Gece yarısı bomboş kordonda ilerlerken, köpüren dalgaları seyretti. Karanlık gölgelere sinmiş biri tarafından izlendiğinden bihaberdi.



{+"Neymiş aranızdaki o büyük engel?"

-"Ege Denizi."}




Anımsadığı sözler, Teğmenin yüzünü düşürmeye yetti. Ellerini ceplerinden çıkarıp saçlarına götürdü. Ege Denizi... Babası geldi aklına, annesi.. Vatanı, milleti.

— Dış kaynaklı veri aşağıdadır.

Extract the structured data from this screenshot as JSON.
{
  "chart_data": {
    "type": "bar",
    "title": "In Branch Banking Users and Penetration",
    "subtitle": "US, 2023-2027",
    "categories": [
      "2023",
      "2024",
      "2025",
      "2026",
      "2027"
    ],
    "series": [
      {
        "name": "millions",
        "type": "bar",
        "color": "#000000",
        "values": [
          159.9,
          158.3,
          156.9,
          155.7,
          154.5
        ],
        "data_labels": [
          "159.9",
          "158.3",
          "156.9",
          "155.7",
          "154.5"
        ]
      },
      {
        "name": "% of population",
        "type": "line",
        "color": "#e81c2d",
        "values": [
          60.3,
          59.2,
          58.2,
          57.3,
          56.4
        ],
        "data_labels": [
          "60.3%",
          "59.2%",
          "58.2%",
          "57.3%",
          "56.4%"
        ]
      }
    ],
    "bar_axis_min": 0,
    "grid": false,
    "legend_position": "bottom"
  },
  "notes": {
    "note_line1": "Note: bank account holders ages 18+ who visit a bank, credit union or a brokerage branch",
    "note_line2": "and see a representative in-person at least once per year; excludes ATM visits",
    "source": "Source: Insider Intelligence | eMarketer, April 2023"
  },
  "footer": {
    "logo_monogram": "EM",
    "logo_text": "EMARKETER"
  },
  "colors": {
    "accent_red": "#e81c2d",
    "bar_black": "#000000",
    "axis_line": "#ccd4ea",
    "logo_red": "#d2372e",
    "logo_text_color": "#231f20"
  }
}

Savaş. Kayıpları... Üzerindeki üniformaya takıldı gözleri.. Uğraşları, çabaları, azmi, gururu..



Değer miydi?




Sonunda denizin karanlığından çevirdiğinde bakışlarını, bir çift mavi göz belirdi önünde. Leon'un nabzı aniden fırladı. Kalbi delicesine çarpmaya başladı. Demin soğuktan şikayet eden vücudunu aniden ateş basmıştı. Gördüğü kızın hayal olup olmadığını kestiremedi önce. Kızın şefkatli bakışları altında ezilmeye başladı... Hayal değildi bu. Hilal gecenin karanlığında ay gibi parlıyordu önünde. Ne yapacağını bilemedi Leon, eli ayağına dolandı. Ne demeliydi? Ne yapmalıydı? Gece gece ne işi vardı ki boş kordonda? Yoksa yine yazılar mı basacaktı! Leon'un yüz hatları sertleşti. Buna izin veremezdi.